You would think that by now with all of the advances we’ve made in research and in genetics, we would have a firmer understanding of why some groups of people suffer disproportionately from diseases than others, but it’s not exactly well known. African-Americans and women typically suffer more from health disparities compared to other groups.

I was always interested in health, and helping people in general. That’s why I was originally Pre-Med. I didn’t realize I was more interested in the research, but I still wanted to work with understanding cancer, and how that happens. It feels like this is just a logical extension of that.


How has the Genetics & Genomics program facilitated your research?

There’s so many resources, and there’s so much you can do with the Genetics & Genomics graduate program. I work in Dr. Mulligan’s lab, and because of the Genetics & Genomics program I have contacts in pharmacogenomics, psychology, the business school… It enables you to have access to a wide variety of sources that you might not have otherwise.


What do you want to do professionally after you complete the program?

I’ve gone back and forth between wanting to stay in academia, and wanting to do something outside– not necessarily industry. Like, non-profits, or working for the CDC, or WHO, or something like that. And I think that’s more of where I’m leaning, because I’m more interested in affecting public policy, and helping people that way. Which is also why I’m going to be getting a Master of Public Health degree, while I’m also getting the PhD. I’ve been working toward the epidemiology concentration.
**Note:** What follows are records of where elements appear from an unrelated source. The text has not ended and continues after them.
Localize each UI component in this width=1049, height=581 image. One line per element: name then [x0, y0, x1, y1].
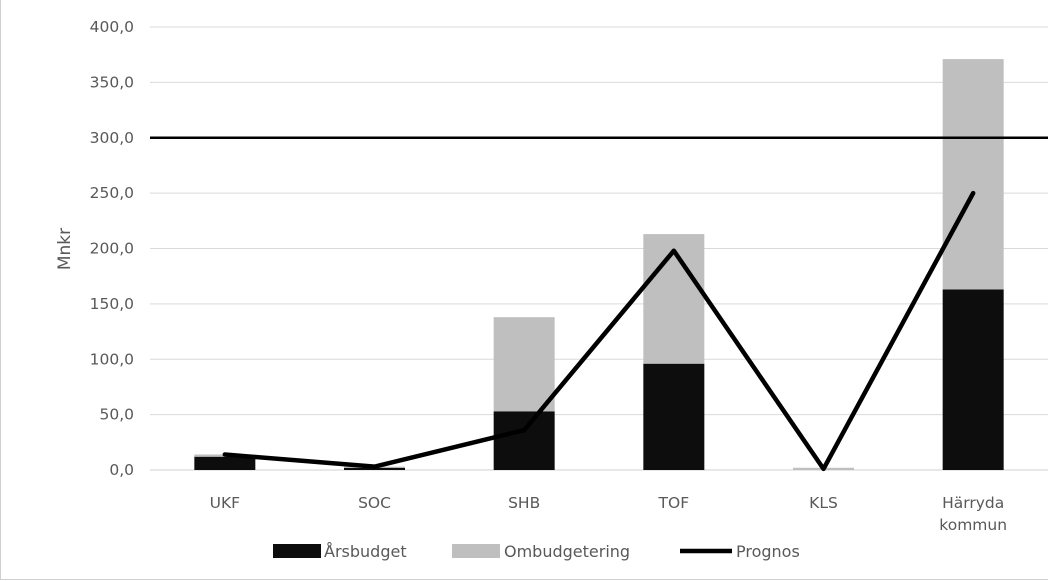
bars	[194, 59, 1004, 470]
x-tick-label: SHB	[508, 494, 540, 512]
legend-label: Årsbudget	[324, 542, 407, 561]
x-tick-label: Härryda kommun	[939, 494, 1007, 534]
legend-label: Ombudgetering	[504, 542, 630, 561]
prognos-line	[222, 190, 976, 472]
legend-swatch-årsbudget	[273, 544, 321, 558]
y-tick-label: 0,0	[109, 461, 134, 479]
y-tick-labels: 0,0 50,0 100,0 150,0 200,0 250,0 300,0 350,0 400…	[90, 18, 134, 479]
x-tick-label: SOC	[358, 494, 391, 512]
bar-ombudgetering	[942, 59, 1004, 290]
bar-årsbudget	[942, 289, 1004, 470]
y-tick-label: 250,0	[90, 184, 134, 202]
legend: Årsbudget Ombudgetering Prognos	[273, 542, 800, 561]
bar-årsbudget	[493, 411, 555, 470]
grid-lines	[150, 26, 1048, 471]
legend-label: Prognos	[736, 542, 800, 561]
y-tick-label: 200,0	[90, 240, 134, 258]
x-tick-label: TOF	[658, 494, 690, 512]
bar-årsbudget	[194, 456, 256, 470]
y-tick-label: 350,0	[90, 73, 134, 91]
prognos-series-line	[222, 190, 976, 472]
y-tick-label: 50,0	[99, 406, 134, 424]
y-tick-label: 100,0	[90, 350, 134, 368]
x-tick-label: UKF	[210, 494, 241, 512]
y-axis-title: Mnkr	[55, 228, 75, 270]
y-tick-label: 150,0	[90, 295, 134, 313]
bar-årsbudget	[643, 363, 705, 470]
y-tick-label: 300,0	[90, 129, 134, 147]
bar-ombudgetering	[493, 317, 555, 412]
x-tick-labels: UKF SOC SHB TOF KLS Härryda kommun	[210, 494, 1007, 534]
y-tick-label: 400,0	[90, 18, 134, 36]
x-tick-label: KLS	[809, 494, 838, 512]
bar-ombudgetering	[643, 234, 705, 364]
legend-swatch-ombudgetering	[452, 544, 500, 558]
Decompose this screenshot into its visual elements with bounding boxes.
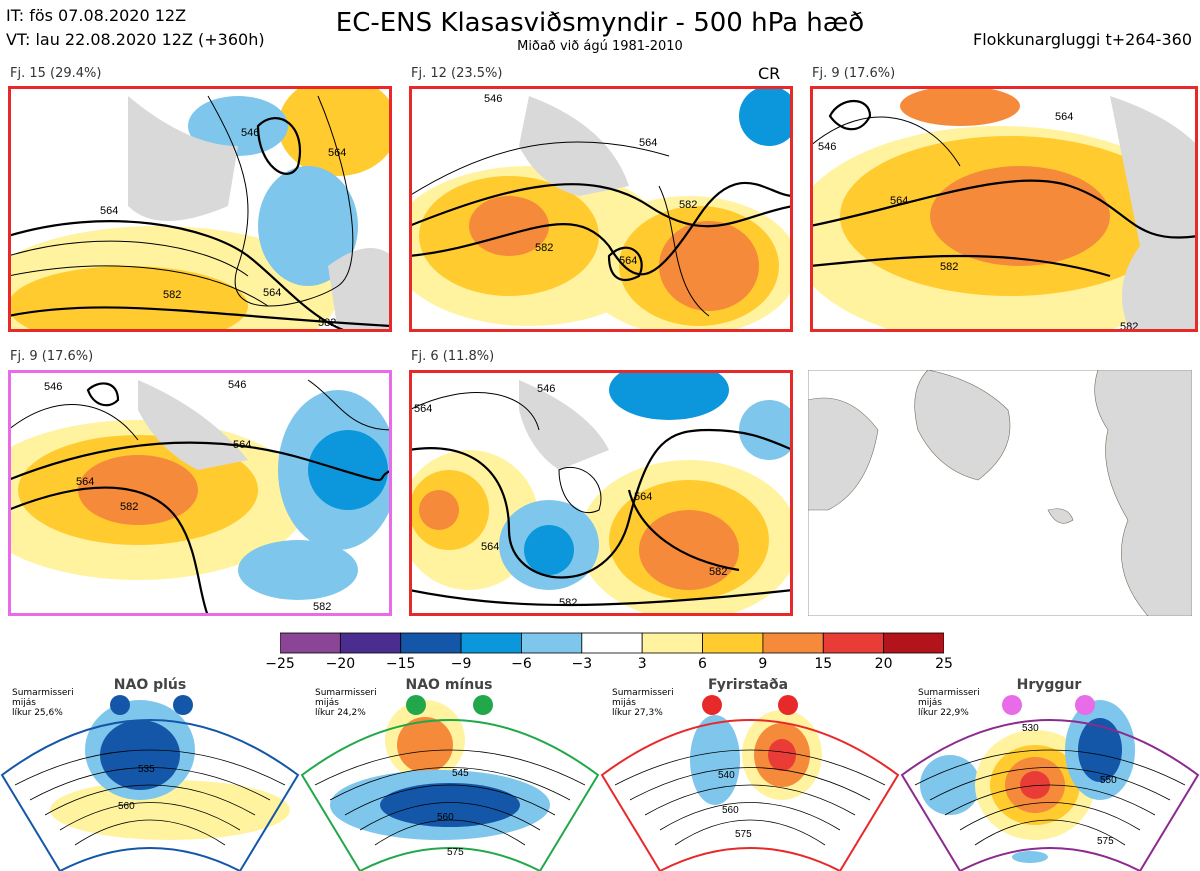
contour-label: 564 bbox=[634, 491, 652, 503]
colorbar-cell bbox=[460, 632, 522, 654]
contour-label: 560 bbox=[118, 801, 135, 812]
contour-label: 564 bbox=[890, 195, 908, 207]
cluster-map-5: 546 564 564 564 582 582 bbox=[409, 370, 793, 616]
contour-label: 575 bbox=[735, 829, 752, 840]
regime-title: NAO plús bbox=[113, 677, 187, 693]
cluster-map-3: 546 564 564 582 582 bbox=[810, 86, 1198, 332]
reference-map bbox=[808, 370, 1192, 616]
contour-label: 535 bbox=[138, 764, 155, 775]
contour-label: 582 bbox=[679, 199, 697, 211]
contour-label: 582 bbox=[1120, 321, 1138, 332]
regime-title: Hryggur bbox=[1016, 677, 1082, 693]
cluster-frame-3 bbox=[810, 86, 1198, 332]
contour-label: 582 bbox=[535, 242, 553, 254]
colorbar-tick-label: −3 bbox=[571, 656, 593, 672]
colorbar-cell bbox=[280, 632, 341, 654]
initial-time: IT: fös 07.08.2020 12Z bbox=[6, 6, 187, 25]
regime-note: Sumarmisseri mijás líkur 27,3% bbox=[612, 688, 674, 718]
cluster-frame-5 bbox=[409, 370, 793, 616]
regime-title: Fyrirstaða bbox=[707, 677, 789, 693]
control-run-tag: CR bbox=[758, 64, 781, 83]
contour-label: 564 bbox=[233, 439, 251, 451]
contour-label: 550 bbox=[1100, 775, 1117, 786]
regime-note: Sumarmisseri mijás líkur 22,9% bbox=[918, 688, 980, 718]
classification-window: Flokkunargluggi t+264-360 bbox=[973, 30, 1192, 49]
colorbar-cell bbox=[822, 632, 885, 654]
contour-label: 546 bbox=[241, 127, 259, 139]
colorbar-cell bbox=[641, 632, 703, 654]
colorbar-tick-label: −15 bbox=[385, 656, 416, 672]
contour-label: 564 bbox=[1055, 111, 1073, 123]
regime-map-nao-minus bbox=[300, 695, 600, 871]
cluster-label: Fj. 6 (11.8%) bbox=[411, 349, 495, 364]
cluster-label: Fj. 9 (17.6%) bbox=[812, 66, 896, 81]
colorbar-tick-label: 20 bbox=[874, 656, 893, 672]
colorbar-cell bbox=[762, 632, 824, 654]
contour-label: 564 bbox=[481, 541, 499, 553]
contour-label: 564 bbox=[263, 287, 281, 299]
contour-label: 564 bbox=[619, 255, 637, 267]
colorbar-tick-label: 6 bbox=[698, 656, 707, 672]
contour-label: 564 bbox=[100, 205, 118, 217]
colorbar bbox=[280, 632, 944, 654]
cluster-map-1: 546 564 564 564 582 582 bbox=[8, 86, 392, 332]
contour-label: 540 bbox=[718, 770, 735, 781]
contour-label: 546 bbox=[484, 93, 502, 105]
cluster-map-4: 546 546 564 564 582 582 bbox=[8, 370, 392, 616]
contour-label: 575 bbox=[447, 847, 464, 858]
contour-label: 582 bbox=[313, 601, 331, 613]
colorbar-cell bbox=[339, 632, 402, 654]
contour-label: 582 bbox=[163, 289, 181, 301]
contour-label: 545 bbox=[452, 768, 469, 779]
contour-label: 546 bbox=[228, 379, 246, 391]
colorbar-tick-label: −20 bbox=[325, 656, 356, 672]
contour-label: 582 bbox=[559, 597, 577, 609]
colorbar-cell bbox=[521, 632, 583, 654]
contour-label: 564 bbox=[328, 147, 346, 159]
contour-label: 575 bbox=[1097, 836, 1114, 847]
contour-label: 530 bbox=[1022, 723, 1039, 734]
contour-label: 564 bbox=[639, 137, 657, 149]
contour-label: 564 bbox=[76, 476, 94, 488]
regime-note: Sumarmisseri mijás líkur 25,6% bbox=[12, 688, 74, 718]
valid-time: VT: lau 22.08.2020 12Z (+360h) bbox=[6, 30, 265, 49]
page-title: EC-ENS Klasasviðsmyndir - 500 hPa hæð bbox=[335, 8, 865, 38]
page-subtitle: Miðað við ágú 1981-2010 bbox=[517, 39, 683, 54]
contour-label: 564 bbox=[414, 403, 432, 415]
cluster-frame-1 bbox=[8, 86, 392, 332]
colorbar-cell bbox=[581, 632, 643, 654]
colorbar-cell bbox=[883, 632, 944, 654]
colorbar-tick-label: 9 bbox=[758, 656, 768, 672]
contour-label: 582 bbox=[318, 317, 336, 329]
cluster-label: Fj. 9 (17.6%) bbox=[10, 349, 94, 364]
regime-note: Sumarmisseri mijás líkur 24,2% bbox=[315, 688, 377, 718]
colorbar-tick-label: 3 bbox=[637, 656, 647, 672]
colorbar-tick-label: −9 bbox=[450, 656, 472, 672]
cluster-map-2: 546 564 564 582 582 bbox=[409, 86, 793, 332]
cluster-frame-4 bbox=[8, 370, 392, 616]
contour-label: 582 bbox=[940, 261, 958, 273]
colorbar-cell bbox=[400, 632, 462, 654]
cluster-frame-2 bbox=[409, 86, 793, 332]
regime-title: NAO mínus bbox=[405, 677, 493, 693]
contour-label: 560 bbox=[722, 805, 739, 816]
contour-label: 546 bbox=[44, 381, 62, 393]
colorbar-tick-label: −25 bbox=[265, 656, 295, 672]
colorbar-tick-label: −6 bbox=[511, 656, 532, 672]
contour-label: 582 bbox=[120, 501, 138, 513]
contour-label: 560 bbox=[437, 812, 454, 823]
colorbar-tick-label: 15 bbox=[814, 656, 833, 672]
colorbar-tick-label: 25 bbox=[935, 656, 953, 672]
regime-map-nao-plus bbox=[0, 695, 300, 871]
regime-map-blocking bbox=[600, 695, 900, 871]
regime-maps bbox=[0, 695, 1200, 871]
cluster-label: Fj. 12 (23.5%) bbox=[411, 66, 503, 81]
regime-map-ridge bbox=[900, 695, 1200, 871]
cluster-label: Fj. 15 (29.4%) bbox=[10, 66, 102, 81]
colorbar-cell bbox=[702, 632, 764, 654]
contour-label: 582 bbox=[709, 566, 727, 578]
contour-label: 546 bbox=[537, 383, 555, 395]
contour-label: 546 bbox=[818, 141, 836, 153]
It might take longer, but I feel as though the experiences and the knowledge I gain is worth it. I get to have all these experiences. I got to go to field school in Tallahassee, and learn how to ethnographically interview people, and stay with a host family. I got to go to a conference where I was an Idea Scholar, and we discussed diversity in evolutionary anthropology.
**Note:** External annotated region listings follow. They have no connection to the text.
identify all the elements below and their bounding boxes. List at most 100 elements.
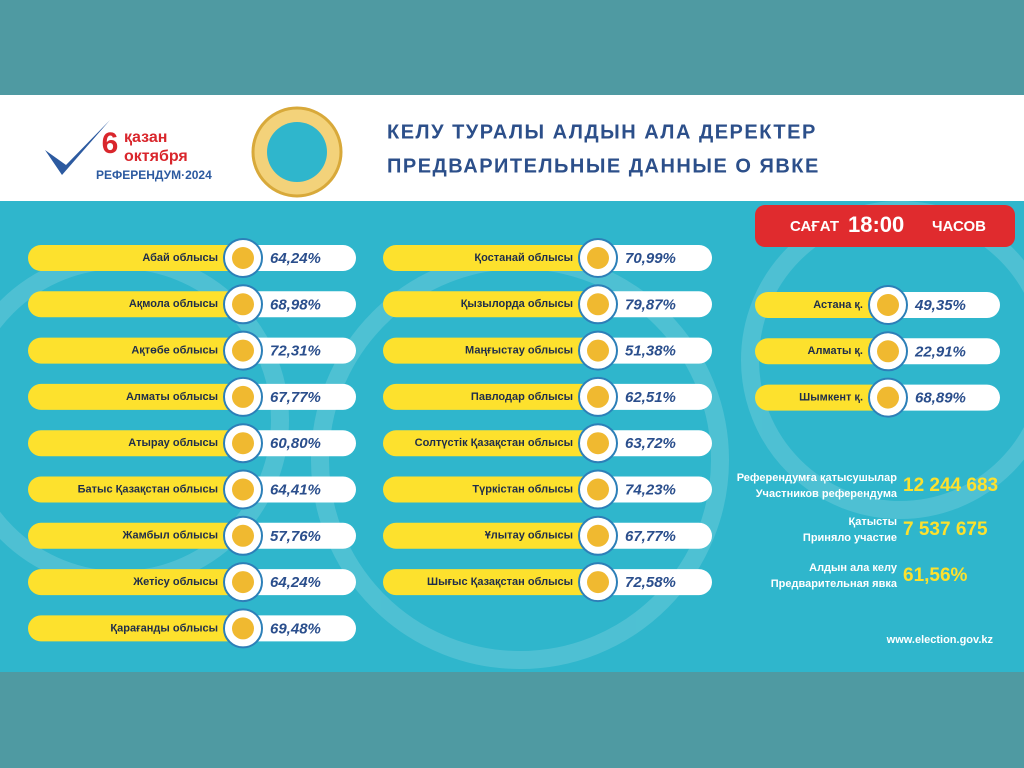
region-name: Маңғыстау облысы (465, 345, 573, 357)
logo-text: октября (124, 148, 188, 165)
name-pill (755, 338, 895, 365)
title: КЕЛУ ТУРАЛЫ АЛДЫН АЛА ДЕРЕКТЕР (387, 121, 817, 143)
region-emblem (587, 293, 609, 316)
region-value: 49,35% (914, 297, 966, 314)
region-emblem (587, 478, 609, 501)
name-pill (755, 384, 895, 411)
name-pill (28, 522, 250, 549)
region-emblem (232, 247, 254, 269)
region-value: 60,80% (270, 435, 321, 452)
name-pill (28, 476, 250, 503)
name-pill (383, 337, 605, 364)
time-suffix: ЧАСОВ (932, 218, 986, 235)
name-pill (28, 383, 250, 410)
emblem (267, 122, 327, 182)
region-emblem (232, 478, 254, 501)
region-emblem (587, 385, 609, 408)
name-pill (28, 569, 250, 596)
region-value: 63,72% (625, 435, 676, 452)
region-name: Ақтөбе облысы (131, 345, 218, 357)
region-name: Солтүстік Қазақстан облысы (415, 437, 573, 449)
time: 18:00 (848, 212, 904, 237)
region-name: Астана қ. (813, 299, 863, 311)
name-pill (755, 292, 895, 318)
region-emblem (232, 293, 254, 316)
name-pill (28, 430, 250, 457)
name-pill (383, 476, 605, 503)
region-name: Түркістан облысы (472, 483, 573, 495)
region-value: 70,99% (625, 250, 676, 267)
region-value: 64,24% (270, 574, 321, 591)
stat-label: Участников референдума (756, 488, 898, 500)
stat-value: 61,56% (903, 565, 968, 586)
region-name: Қызылорда облысы (461, 298, 573, 310)
name-pill (383, 522, 605, 549)
title: ПРЕДВАРИТЕЛЬНЫЕ ДАННЫЕ О ЯВКЕ (387, 155, 820, 177)
region-value: 67,77% (270, 389, 321, 406)
region-name: Қарағанды облысы (110, 622, 218, 634)
region-name: Ұлытау облысы (485, 530, 573, 542)
region-name: Ақмола облысы (129, 298, 218, 310)
region-value: 68,98% (270, 296, 321, 313)
stat-label: Алдын ала келу (809, 562, 898, 574)
stat-label: Приняло участие (803, 532, 897, 544)
footer-url: www.election.gov.kz (886, 634, 994, 646)
stat-label: Референдумға қатысушылар (737, 472, 898, 484)
region-value: 22,91% (914, 343, 966, 360)
name-pill (383, 430, 605, 457)
region-value: 64,41% (270, 481, 321, 498)
region-emblem (232, 339, 254, 362)
region-value: 74,23% (625, 481, 676, 498)
name-pill (28, 245, 250, 271)
region-value: 62,51% (625, 389, 676, 406)
region-name: Шымкент қ. (799, 392, 863, 404)
region-emblem (877, 294, 899, 316)
region-emblem (232, 432, 254, 455)
region-name: Атырау облысы (128, 437, 218, 449)
region-value: 69,48% (270, 620, 321, 637)
stat-value: 7 537 675 (903, 519, 988, 540)
name-pill (383, 383, 605, 410)
region-value: 57,76% (270, 528, 321, 545)
time-prefix: САҒАТ (790, 218, 839, 235)
region-name: Алматы облысы (126, 391, 218, 403)
region-name: Жамбыл облысы (121, 530, 218, 542)
region-emblem (587, 339, 609, 362)
region-name: Батыс Қазақстан облысы (78, 483, 218, 495)
region-value: 51,38% (625, 343, 676, 360)
region-value: 64,24% (270, 250, 321, 267)
name-pill (383, 569, 605, 596)
stat-label: Қатысты (848, 516, 897, 528)
name-pill (28, 337, 250, 364)
logo-day: 6 (102, 127, 119, 160)
region-name: Шығыс Қазақстан облысы (427, 576, 573, 588)
region-emblem (587, 571, 609, 594)
region-value: 79,87% (625, 296, 676, 313)
region-name: Абай облысы (142, 252, 218, 264)
region-emblem (587, 247, 609, 269)
region-name: Павлодар облысы (471, 391, 573, 403)
region-emblem (587, 432, 609, 455)
stat-value: 12 244 683 (903, 475, 998, 496)
region-emblem (877, 386, 899, 409)
region-value: 72,31% (270, 343, 321, 360)
region-name: Жетісу облысы (132, 576, 218, 588)
header (0, 95, 1024, 201)
region-emblem (232, 571, 254, 594)
region-emblem (877, 340, 899, 363)
region-name: Қостанай облысы (474, 252, 573, 264)
region-emblem (232, 524, 254, 547)
region-name: Алматы қ. (808, 345, 863, 357)
time-badge (755, 205, 1015, 247)
name-pill (383, 245, 605, 271)
logo-text: қазан (124, 129, 167, 146)
name-pill (28, 291, 250, 318)
region-emblem (232, 385, 254, 408)
name-pill (28, 615, 250, 642)
region-value: 72,58% (625, 574, 676, 591)
region-emblem (232, 617, 254, 640)
stat-label: Предварительная явка (771, 578, 898, 590)
region-value: 67,77% (625, 528, 676, 545)
region-emblem (587, 524, 609, 547)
What is your life like outside the program?

I got two kittens in November. Their names are Steve and Tony, because I love Marvel. They’re domestic shorthairs, and they’re really cute. They’re brown and white. And one of them has a little marking that looks like a little sleeve tattoo. They’re brothers, and we were originally only going to get one, and then they were in the same little carrier, and we were like, “We can’t separate them!” And so we got two.